Je reprends ici et je développe le fragment de note consacré à Pierre de Barbeyrac, un de ces originaux que l'Île aux Moines aimantait. Il aurait eu cent ans ce mois d'octobre 2008. Il est décédé le 28 novembre 1988 à Plérin près de Saint-Brieuc. Il a mené une vie de dilettante en vendant, au rythme de ses besoins, les terrains et les maisons acquis par sa mère avant la guerre. Il abandonnait la maison qu’il avait occupé dès lors que ce qu’il y avait entassé l’en expulsait littéralement. Je lui dois d’avoir lu un des livres fondateurs de la lutte écologique, « Printemps silencieux » (voir ici), de Rachel Carlson, dès 1964. Il peut, en bien des aspects de sa vie, être considéré comme un précurseur des néo-ruraux des années 1970, lecteurs de Thoreau et adeptes d'une agriculture sans poulluants et, si possible, sans efforts...
J'ai retrouvé une grosse enveloppe de correspondance entre mon père et Pierre de Barbeyrac, soit plus de cinquante lettres en trois ans. Mon père avait même rédigé une notice biographique d'où il ressort que P. de Barbeyrac était le fils du général de Barbeyrac de Saint-Maurice et de Madame van Oldenbarnefeldt, non mariée.
Dans ses lettres, mon père racontait la vie à l'Île aux Moines, de livres, de l'actualité et de l'état de la dernière propriété de P. de B., la maison "Beausoleil". Mais il ne faisait sans doute pas que plaisanter quand il lui écrivait "Ce sera la grande surprise de ma vie quand le notaire va me prévenir que mon cher ami Pierre de Barbeyrac a légué sa maison Beausoleil à son vieil ami Beaulieu en reconnaissance de ses longues lettres."

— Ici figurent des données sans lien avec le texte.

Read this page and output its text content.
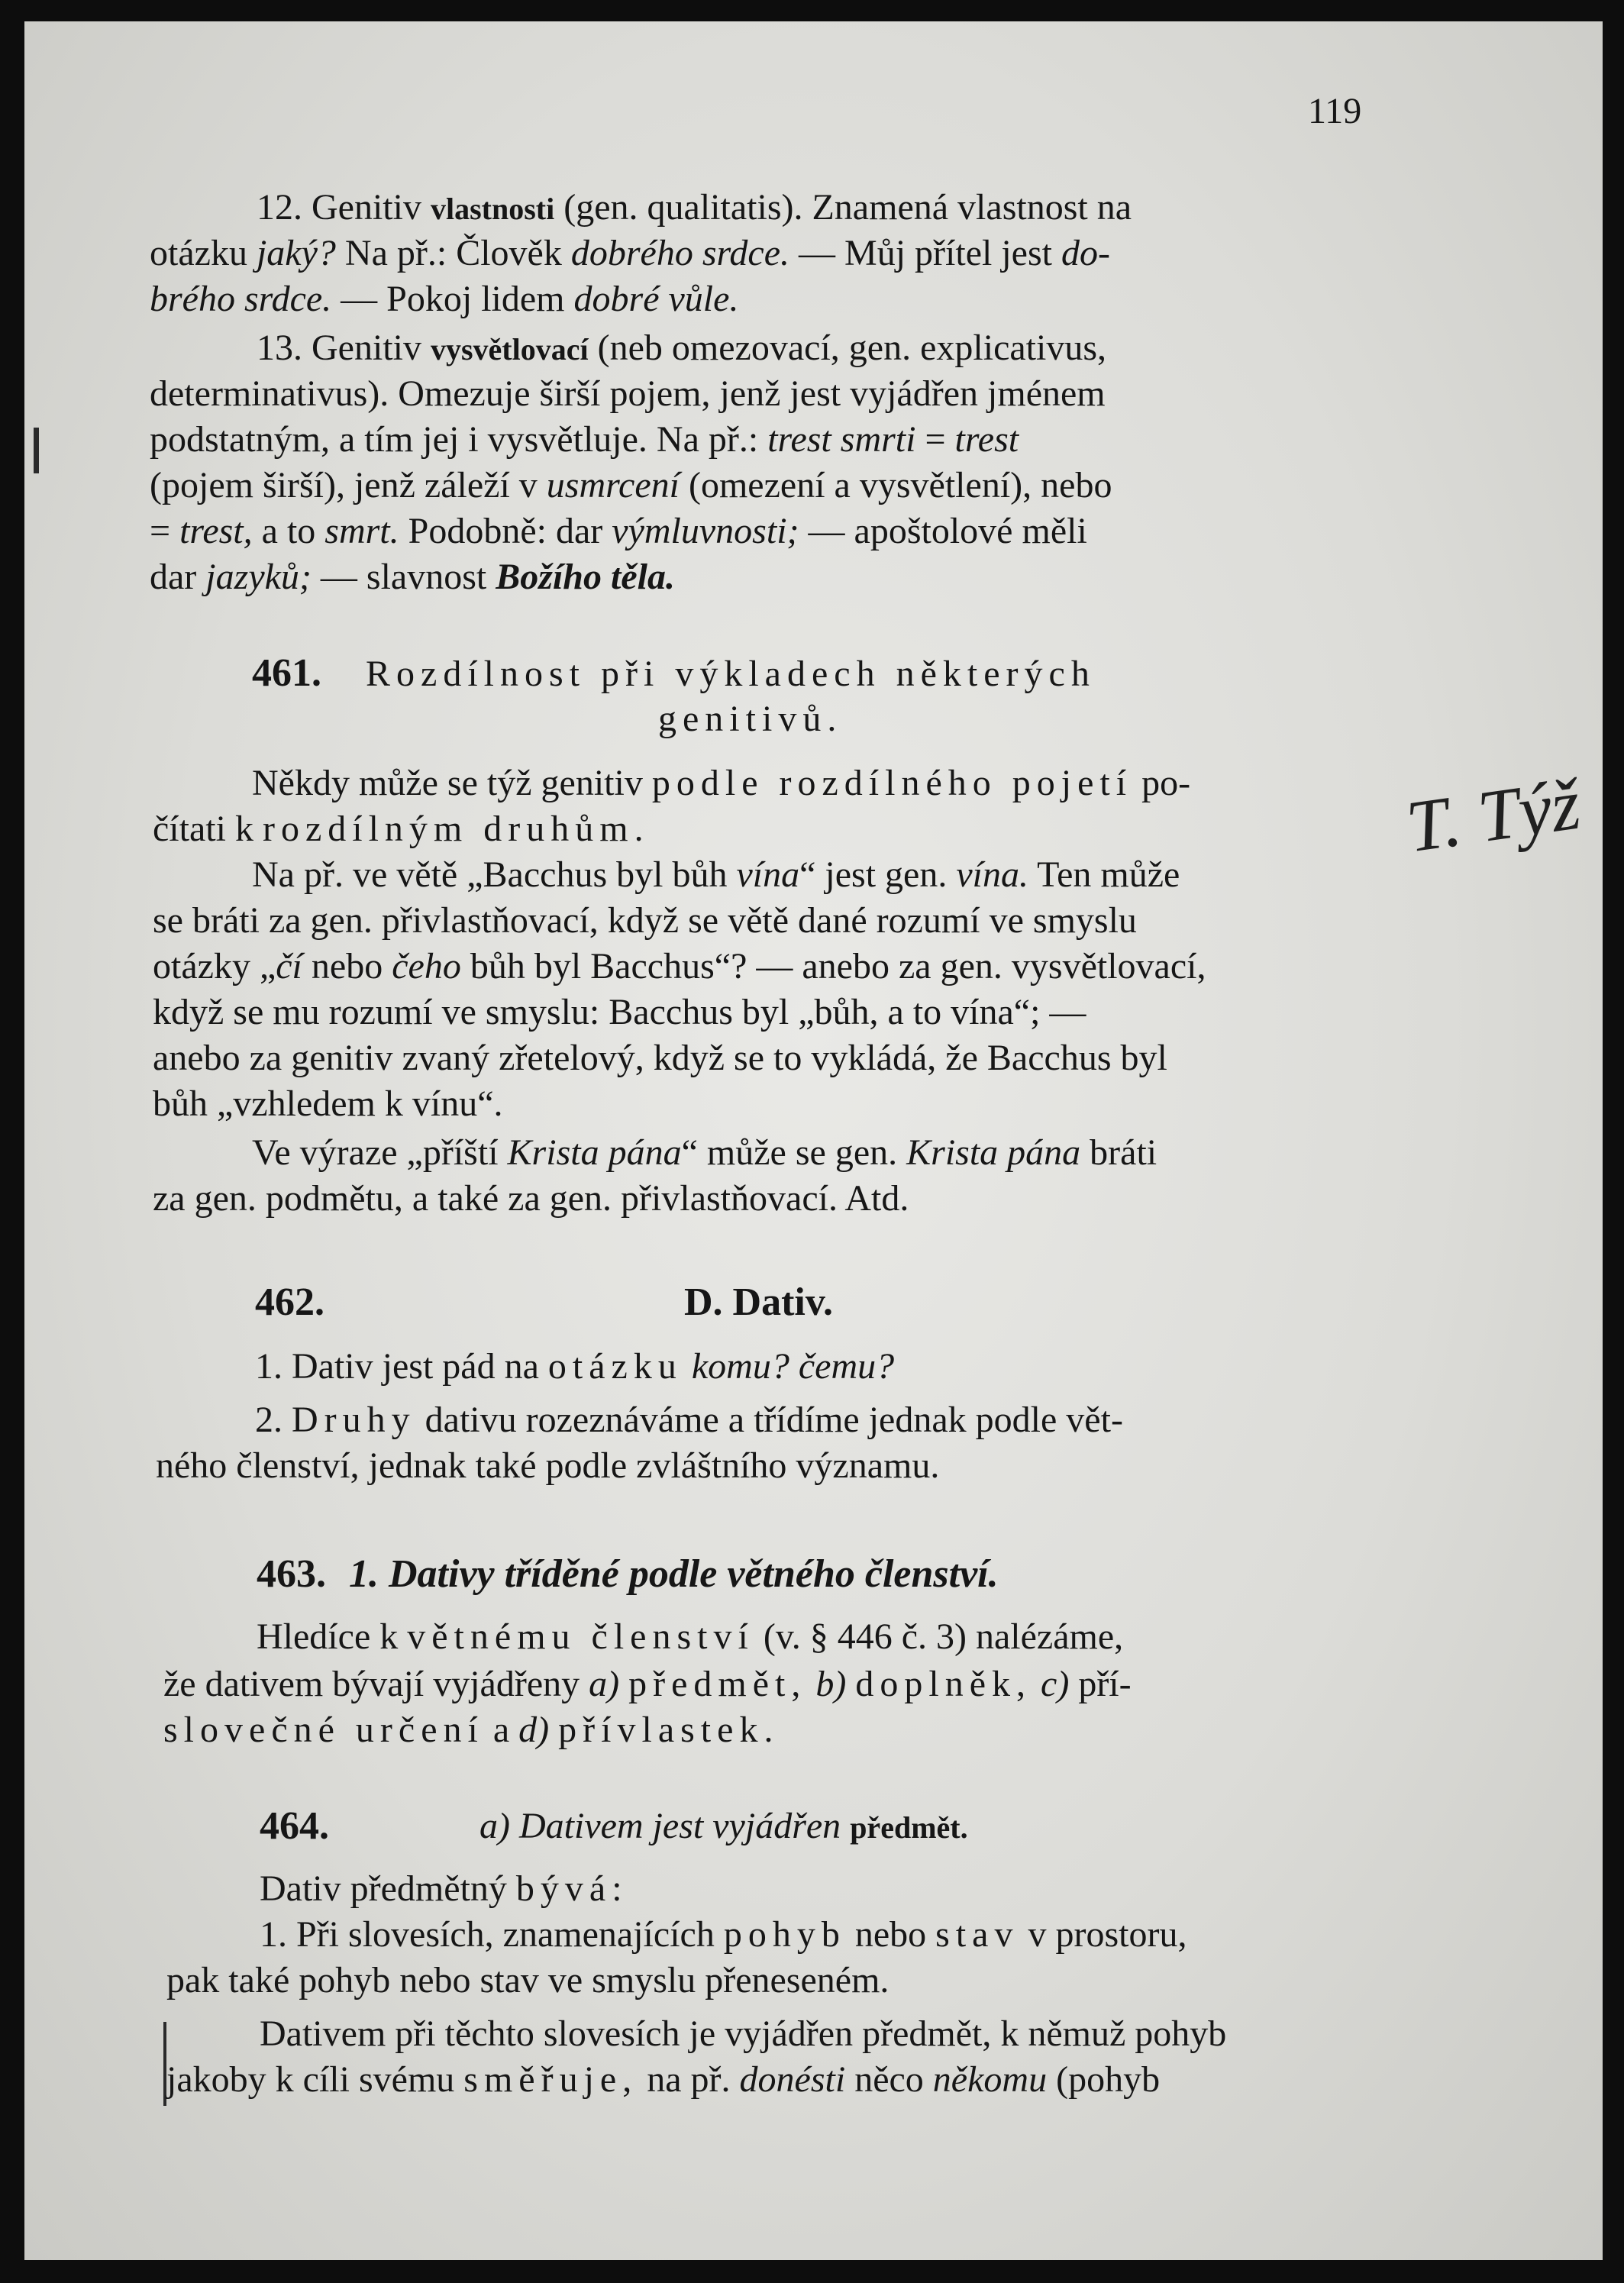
119
T. Týž
12. Genitiv vlastnosti (gen. qualitatis). Znamená vlastnost na
otázku jaký? Na př.: Člověk dobrého srdce. — Můj přítel jest do-
brého srdce. — Pokoj lidem dobré vůle.
13. Genitiv vysvětlovací (neb omezovací, gen. explicativus,
determinativus). Omezuje širší pojem, jenž jest vyjádřen jménem
podstatným, a tím jej i vysvětluje. Na př.: trest smrti = trest
(pojem širší), jenž záleží v usmrcení (omezení a vysvětlení), nebo
= trest, a to smrt. Podobně: dar výmluvnosti; — apoštolové měli
dar jazyků; — slavnost Božího těla.
461. Rozdílnost při výkladech některých
genitivů.
Někdy může se týž genitiv podle rozdílného pojetí po-
čítati k rozdílným druhům.
Na př. ve větě „Bacchus byl bůh vína“ jest gen. vína. Ten může
se bráti za gen. přivlastňovací, když se větě dané rozumí ve smyslu
otázky „čí nebo čeho bůh byl Bacchus“? — anebo za gen. vysvětlovací,
když se mu rozumí ve smyslu: Bacchus byl „bůh, a to vína“; —
anebo za genitiv zvaný zřetelový, když se to vykládá, že Bacchus byl
bůh „vzhledem k vínu“.
Ve výraze „příští Krista pána“ může se gen. Krista pána bráti
za gen. podmětu, a také za gen. přivlastňovací. Atd.
462.	D. Dativ.
1. Dativ jest pád na otázku komu? čemu?
2. Druhy dativu rozeznáváme a třídíme jednak podle vět-
ného členství, jednak také podle zvláštního významu.
463. 1. Dativy tříděné podle větného členství.
Hledíce k větnému členství (v. § 446 č. 3) nalézáme,
že dativem bývají vyjádřeny a) předmět, b) doplněk, c) pří-
slovečné určení a d) přívlastek.
464.	a) Dativem jest vyjádřen předmět.
Dativ předmětný bývá:
1. Při slovesích, znamenajících pohyb nebo stav v prostoru,
pak také pohyb nebo stav ve smyslu přeneseném.
Dativem při těchto slovesích je vyjádřen předmět, k němuž pohyb
jakoby k cíli svému směřuje, na př. donésti něco někomu (pohyb
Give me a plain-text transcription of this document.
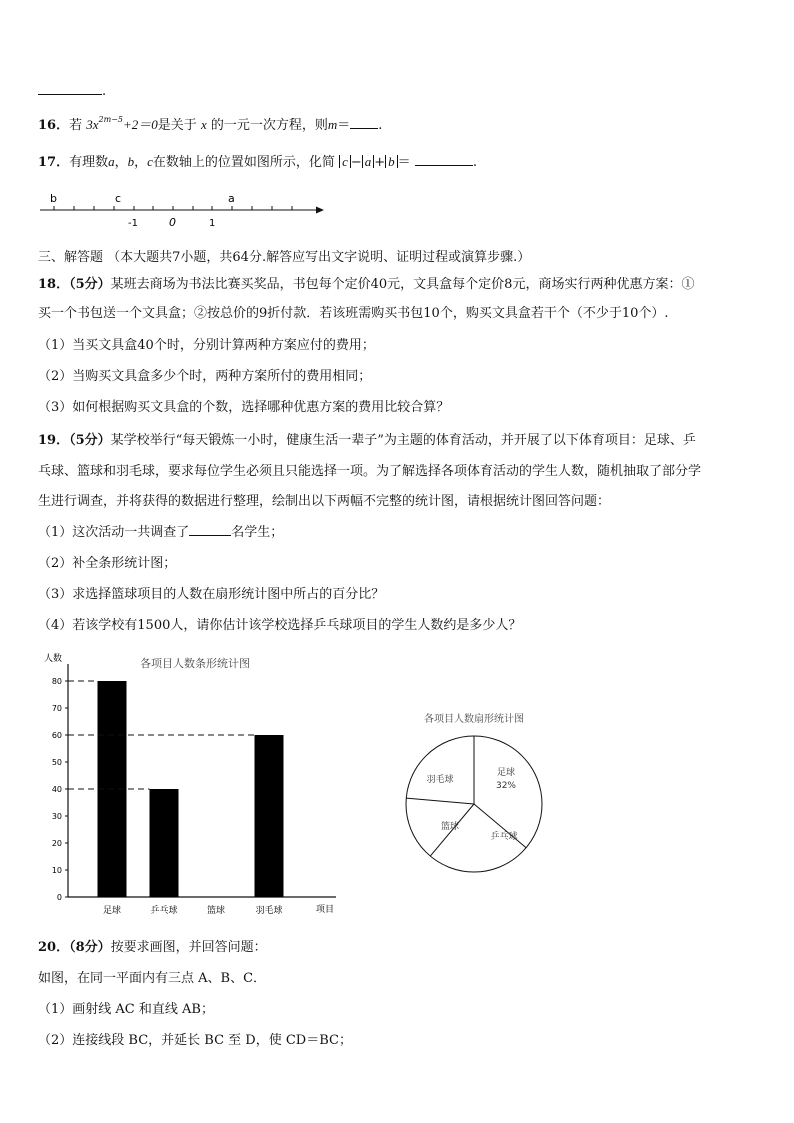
.
16．若 $3x^{2m-5}+2=0$是关于 x 的一元一次方程，则m＝ .
17．有理数a，b，c在数轴上的位置如图所示，化简 c − a + b ＝	.
b	c	a
-1	0	1
三、解答题 （本大题共7小题，共64分.解答应写出文字说明、证明过程或演算步骤.）
18．（5分）某班去商场为书法比赛买奖品，书包每个定价40元，文具盒每个定价8元，商场实行两种优惠方案：①
买一个书包送一个文具盒；②按总价的9折付款．若该班需购买书包10个，购买文具盒若干个（不少于10个）.
（1）当买文具盒40个时，分别计算两种方案应付的费用；
（2）当购买文具盒多少个时，两种方案所付的费用相同；
（3）如何根据购买文具盒的个数，选择哪种优惠方案的费用比较合算？
19．（5分）某学校举行“每天锻炼一小时，健康生活一辈子”为主题的体育活动，并开展了以下体育项目：足球、乒
乓球、篮球和羽毛球，要求每位学生必须且只能选择一项。为了解选择各项体育活动的学生人数，随机抽取了部分学
生进行调查，并将获得的数据进行整理，绘制出以下两幅不完整的统计图，请根据统计图回答问题：
（1）这次活动一共调查了	名学生；
（2）补全条形统计图；
（3）求选择篮球项目的人数在扇形统计图中所占的百分比？
（4）若该学校有1500人，请你估计该学校选择乒乓球项目的学生人数约是多少人？
人数	各项目人数条形统计图
项目
0
10
20
30
40
50
60
70
80
足球	乒乓球	篮球	羽毛球
各项目人数扇形统计图
足球
乒乓球
篮球
羽毛球
32%
20．（8分）按要求画图，并回答问题：
如图，在同一平面内有三点 A、B、C．
（1）画射线 AC 和直线 AB；
（2）连接线段 BC，并延长 BC 至 D，使 CD＝BC；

De son côté, il arrivait à Pierre de Barbeyrac d’évoquer sa jeunesse à l'île : "Je crois que cette grande vitalité dont font preuve les îlois tient aux privations et à la dureté de vie qui fut le partage d'eux tous. Pensez que maintenant il suffit de tourner le robinet pour avoir un flot d'eau fraîche, autrefois il fallait aller à 300 ou 400 mètres tremper deux seaux dans la fontaine et les ramener à petit pas avec une feuille de fougère flottant à la surface pour éviter les vibrations à chaque pas » Mais, faut-il le suivre quand il affirme que « Les classes sociales étaient autrefois très marquées à l’île. Un capitaine au long-cours n’aurait pas remis dans la main une lettre à un de ses matelots. Il déposait la lettre sur le cabestan où le matelot allait la chercher. Par contre les classes étaient très ouvertes et un matelot travailleur et économe pouvait aller à l’école d’hydrographie et en deux ou trois ans devenir capitaine ». Avait-il entendu cela de la bouche du vieux capitaine Jules Le Franc qui, comme il l’écrit par ailleurs, lui avait appris à barrer et à fabriquer des casiers à congre ?
Mais les lettres de Pierre de Barbeyrac restent fidèles au souvenir que j’ai gardé de ce personnage : elles regorgent de conseils puisés dans des livres et des revues et délivrés à on père pour l’aider dans l’entretien de ses arbres fruitiers et de ses terrains mais aucun de ces conseils n’a été mis en pratique par le conseilleur. Par le conseillé non plus. Les deux hommes avaient bien tout pour s’entendre puisque mon père n’était pas plus disposé à tester par lui-même les conseils sur la préparation à la mort qu’il donnait à qui voulait bien l’écouter.
Sur un cheval, P. de Barbeyrac lors de la venue de l'évêque de Vannes pour la confirmation à l'île vers 1930.